I finally received my nScope lab kit from backing the project on kickstarter, and started playing around with it and its API. Even despite its lack of documentation, it’s surprisingly straight forward, giving you access to four signal generators (two analog and two pulse) which can also be used as outputs, four analog inputs, and the ability to easily power a breadboard via USB.

After toying with some of the components they shipped with it and making some blinkenlights and various simple circuits, I realized that they shipped me a potentiometer (a “volume knob”-type component). Now, I’ve spent the last few weeks reverse engineering and developing a library for accessing GPU overclock functions (lib_gpu), and this seemed like a perfect opportunity to put it to an actual physical use.

So I trivially wired up the potentiometer to feed its output straight into channel 1 of the nScope, like so:

Then I cloned the nScope API and started editing the program.py file found in the python folder to make a dummy program that wires together the input from nScope and feeds it into my lib_gpu library:

The way the code works is pretty straight forward: the potentiometer feeds a value between 0.0 and 5.0 into nScope channel 1, which the code polls once every so often.
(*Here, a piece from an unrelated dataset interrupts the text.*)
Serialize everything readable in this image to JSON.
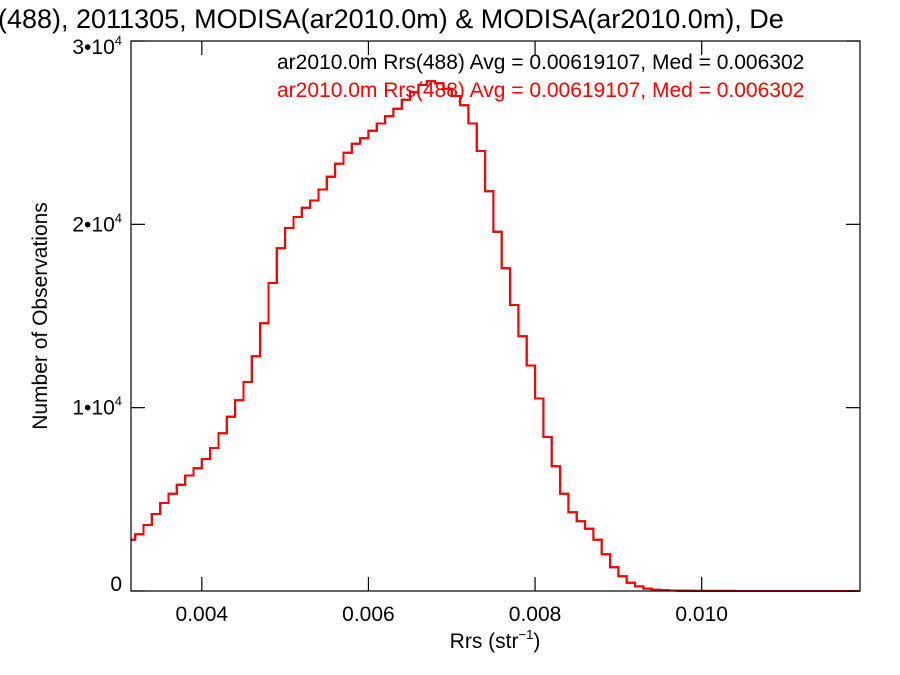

This value is then converted into a percentage (rounded to nearest 5%) and multiplied with the hardcoded maximum GPU Core MHz offset (nVIDIA overclocking is based on offset values, not absolute values) to get the new value. This lets me select the overclock from +0 MHz to +150 MHz (which happens to be the highest stable value for my card) using the potentiometer as a “GPU speed knob.”

The program took me about 15 minutes to cobble together (thank you, time spent on the simple FFI interface to lib_gpu) and is spectacularly useless. However, it was fun and showcases some minor usage of the nScope API and my own lib_gpu library. Plus I get to turn a nifty blue knob to overclock my GPU, how cool is that?